キケロの「人間性」も、ルソーの「自然人」も、バーバマスの「市民」も、西欧世界の中の特定の歴史的文脈の中で形成されてきた特殊な概念であり、誰にでも当てはまるようなものではない。自覚しないままに、そうした特殊な概念を、自然で普遍的なものとして使用すれば、「悪意のない押し付けがましさ」が生じてくる。
「教育」の場では、それが特に著しい。「子供の主体性」「個性」「生きる力」「真の学力」「ゆとり」「生徒のニーズ」「共に生きる喜び」「公共心」……など、文脈を限定しないとほとんど意味をなさないような漠然とした言葉が、様々な意図を持った人によって悪意的に使われている。もとの「文脈」が限定されていないので、批判しようにも、暖簾(のれん)に腕押しになるような状況が続いている》(同、 pp. 158f )

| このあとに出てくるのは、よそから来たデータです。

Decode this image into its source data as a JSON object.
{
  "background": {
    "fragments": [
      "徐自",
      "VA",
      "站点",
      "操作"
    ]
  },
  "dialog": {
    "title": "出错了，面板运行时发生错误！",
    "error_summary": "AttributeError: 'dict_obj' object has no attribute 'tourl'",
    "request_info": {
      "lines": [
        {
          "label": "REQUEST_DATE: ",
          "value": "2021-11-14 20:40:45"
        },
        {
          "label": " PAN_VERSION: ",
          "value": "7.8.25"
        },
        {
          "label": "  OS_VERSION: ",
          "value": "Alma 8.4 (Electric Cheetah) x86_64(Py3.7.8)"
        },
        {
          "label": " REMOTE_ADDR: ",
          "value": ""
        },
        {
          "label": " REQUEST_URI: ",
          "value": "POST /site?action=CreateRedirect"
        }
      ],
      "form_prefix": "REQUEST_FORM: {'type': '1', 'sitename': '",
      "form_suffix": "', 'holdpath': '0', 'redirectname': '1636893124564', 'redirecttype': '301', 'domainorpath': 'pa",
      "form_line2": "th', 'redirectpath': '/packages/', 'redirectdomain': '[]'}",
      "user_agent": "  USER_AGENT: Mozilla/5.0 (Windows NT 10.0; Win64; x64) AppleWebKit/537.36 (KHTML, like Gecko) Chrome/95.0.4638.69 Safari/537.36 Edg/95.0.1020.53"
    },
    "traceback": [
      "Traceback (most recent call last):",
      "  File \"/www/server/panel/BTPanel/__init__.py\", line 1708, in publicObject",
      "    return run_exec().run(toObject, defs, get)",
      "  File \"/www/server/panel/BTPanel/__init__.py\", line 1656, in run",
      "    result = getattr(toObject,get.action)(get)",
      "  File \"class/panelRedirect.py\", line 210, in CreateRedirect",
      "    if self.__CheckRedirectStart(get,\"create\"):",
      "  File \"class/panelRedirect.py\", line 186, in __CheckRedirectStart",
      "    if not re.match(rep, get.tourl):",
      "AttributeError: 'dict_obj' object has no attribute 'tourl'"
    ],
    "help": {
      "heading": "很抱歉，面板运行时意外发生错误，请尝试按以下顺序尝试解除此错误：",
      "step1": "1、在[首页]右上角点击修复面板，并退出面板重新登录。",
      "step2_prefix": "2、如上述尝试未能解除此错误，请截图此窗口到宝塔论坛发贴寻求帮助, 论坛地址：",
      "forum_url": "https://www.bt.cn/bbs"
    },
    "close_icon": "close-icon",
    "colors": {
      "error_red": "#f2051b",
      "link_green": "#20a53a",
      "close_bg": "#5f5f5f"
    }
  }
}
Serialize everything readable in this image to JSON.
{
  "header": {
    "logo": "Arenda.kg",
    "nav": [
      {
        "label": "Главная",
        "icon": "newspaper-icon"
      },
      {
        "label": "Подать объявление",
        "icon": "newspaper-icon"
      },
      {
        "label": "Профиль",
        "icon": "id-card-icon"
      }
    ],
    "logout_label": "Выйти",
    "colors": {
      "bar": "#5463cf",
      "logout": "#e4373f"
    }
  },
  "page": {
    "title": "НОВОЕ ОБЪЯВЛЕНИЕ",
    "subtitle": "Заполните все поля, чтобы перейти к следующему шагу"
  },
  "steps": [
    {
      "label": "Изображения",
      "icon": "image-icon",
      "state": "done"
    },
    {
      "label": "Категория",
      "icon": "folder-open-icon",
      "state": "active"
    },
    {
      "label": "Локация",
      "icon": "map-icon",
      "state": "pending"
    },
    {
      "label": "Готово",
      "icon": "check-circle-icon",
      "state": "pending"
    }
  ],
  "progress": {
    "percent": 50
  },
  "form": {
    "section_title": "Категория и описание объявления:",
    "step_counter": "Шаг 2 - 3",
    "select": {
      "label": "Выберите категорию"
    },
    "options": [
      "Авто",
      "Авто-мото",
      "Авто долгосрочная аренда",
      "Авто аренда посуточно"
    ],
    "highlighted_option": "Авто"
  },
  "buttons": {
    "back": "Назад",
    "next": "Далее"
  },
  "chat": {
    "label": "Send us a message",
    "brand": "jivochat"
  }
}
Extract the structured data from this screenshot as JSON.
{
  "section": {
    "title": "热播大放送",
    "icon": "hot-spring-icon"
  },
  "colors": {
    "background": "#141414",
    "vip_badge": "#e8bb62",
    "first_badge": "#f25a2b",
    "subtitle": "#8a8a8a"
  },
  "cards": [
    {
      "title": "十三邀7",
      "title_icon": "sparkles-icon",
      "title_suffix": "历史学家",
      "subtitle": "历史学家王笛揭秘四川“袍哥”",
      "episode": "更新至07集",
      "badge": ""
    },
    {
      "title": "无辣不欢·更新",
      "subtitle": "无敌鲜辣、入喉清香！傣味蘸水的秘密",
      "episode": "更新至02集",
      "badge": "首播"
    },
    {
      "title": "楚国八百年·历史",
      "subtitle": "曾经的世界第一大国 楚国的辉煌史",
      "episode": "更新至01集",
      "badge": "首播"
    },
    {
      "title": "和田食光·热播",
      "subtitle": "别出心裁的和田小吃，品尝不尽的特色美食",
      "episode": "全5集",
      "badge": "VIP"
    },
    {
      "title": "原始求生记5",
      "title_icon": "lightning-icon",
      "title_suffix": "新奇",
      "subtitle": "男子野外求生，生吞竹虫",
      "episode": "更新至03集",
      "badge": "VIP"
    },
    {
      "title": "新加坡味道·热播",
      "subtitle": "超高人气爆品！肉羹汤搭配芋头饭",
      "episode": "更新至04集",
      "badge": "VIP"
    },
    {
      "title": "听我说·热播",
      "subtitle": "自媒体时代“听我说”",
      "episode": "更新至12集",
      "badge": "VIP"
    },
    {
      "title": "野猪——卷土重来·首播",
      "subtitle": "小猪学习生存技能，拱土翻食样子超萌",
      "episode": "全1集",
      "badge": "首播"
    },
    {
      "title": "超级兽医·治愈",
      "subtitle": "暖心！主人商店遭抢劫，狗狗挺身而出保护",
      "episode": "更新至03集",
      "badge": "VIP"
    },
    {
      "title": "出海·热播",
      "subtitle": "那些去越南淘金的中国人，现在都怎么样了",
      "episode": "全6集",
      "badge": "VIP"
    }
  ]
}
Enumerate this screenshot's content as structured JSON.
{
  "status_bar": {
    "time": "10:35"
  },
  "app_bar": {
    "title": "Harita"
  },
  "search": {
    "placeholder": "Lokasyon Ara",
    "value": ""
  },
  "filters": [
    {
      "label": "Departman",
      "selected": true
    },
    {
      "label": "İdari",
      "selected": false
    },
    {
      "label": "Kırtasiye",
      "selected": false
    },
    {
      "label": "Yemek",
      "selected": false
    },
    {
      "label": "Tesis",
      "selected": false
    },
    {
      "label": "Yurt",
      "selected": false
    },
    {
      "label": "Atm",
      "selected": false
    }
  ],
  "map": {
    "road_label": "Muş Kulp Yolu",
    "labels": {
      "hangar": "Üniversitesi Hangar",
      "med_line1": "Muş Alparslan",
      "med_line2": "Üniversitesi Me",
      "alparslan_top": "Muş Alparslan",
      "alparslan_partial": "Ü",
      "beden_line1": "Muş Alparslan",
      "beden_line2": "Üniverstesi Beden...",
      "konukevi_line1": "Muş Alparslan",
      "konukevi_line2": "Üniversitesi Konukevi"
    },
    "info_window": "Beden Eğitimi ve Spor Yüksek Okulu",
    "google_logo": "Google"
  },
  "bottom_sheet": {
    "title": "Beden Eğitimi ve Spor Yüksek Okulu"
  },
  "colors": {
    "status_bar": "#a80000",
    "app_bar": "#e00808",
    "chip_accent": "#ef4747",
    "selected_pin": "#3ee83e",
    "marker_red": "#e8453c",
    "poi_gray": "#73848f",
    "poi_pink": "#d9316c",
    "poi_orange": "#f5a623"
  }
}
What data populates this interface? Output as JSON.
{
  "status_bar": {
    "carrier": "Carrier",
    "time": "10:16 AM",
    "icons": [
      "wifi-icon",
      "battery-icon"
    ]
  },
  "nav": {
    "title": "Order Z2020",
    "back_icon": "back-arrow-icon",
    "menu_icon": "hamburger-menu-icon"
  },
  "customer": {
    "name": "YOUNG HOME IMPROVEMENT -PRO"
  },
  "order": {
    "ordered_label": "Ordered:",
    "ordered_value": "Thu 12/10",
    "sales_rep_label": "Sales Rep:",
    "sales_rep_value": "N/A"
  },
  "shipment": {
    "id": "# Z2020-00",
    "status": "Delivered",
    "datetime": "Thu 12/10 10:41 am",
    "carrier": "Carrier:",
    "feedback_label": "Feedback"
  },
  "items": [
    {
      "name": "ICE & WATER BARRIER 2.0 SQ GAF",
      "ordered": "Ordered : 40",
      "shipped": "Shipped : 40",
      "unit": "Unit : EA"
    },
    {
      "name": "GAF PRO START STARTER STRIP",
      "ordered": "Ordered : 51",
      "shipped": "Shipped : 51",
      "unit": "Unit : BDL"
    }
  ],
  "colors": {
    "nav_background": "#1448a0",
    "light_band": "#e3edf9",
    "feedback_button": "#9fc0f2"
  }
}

かつて本居宣長は、「抑(そもそも)、意(こころ)と事(こと)と言(ことば)とは、皆相称へる物にして、上つ代は意も事も言も上つ代」(古事記伝)と言った。その言葉が、どのような時、どのような場所、どのような場面で用いられたのかが分からなければ、言葉の真意は分からないということだ。詰まり、〈主体性〉などという言葉が、時と処と位が限定されずに独り歩きしていることが問題だということである。
ところで西尾氏は、
《歴史を2つに分けて、日清・日露までは正しく、昭和になって間違えた、というような便利な考えをもてあそぶのは、利口ぶった人間のしがちなことなのである》(西尾幹二編『国民の歴史』(産経新聞社)、 p. 616 )
と司馬史観を批判する。
《かつて福田恒存は、自分は「大東亜戦争否定論の否定論者」だという名文句を吐いたことがある。あの戦争を肯定するとか、否定するとか、そういうことはことごとくおこがましい限りだという意味である。肯定するも否定するもない、人はあの戦争を運命として受けとめ、生きたのである。そのむかし小林秀雄が、戦争の終わった時点で反省論者がいっぱい現れ出たので、「利口なやつはたんと反省するがいいさ。俺は反省なんかしないよ」と言ってのけたという名台詞と、どこか一脈つながっている。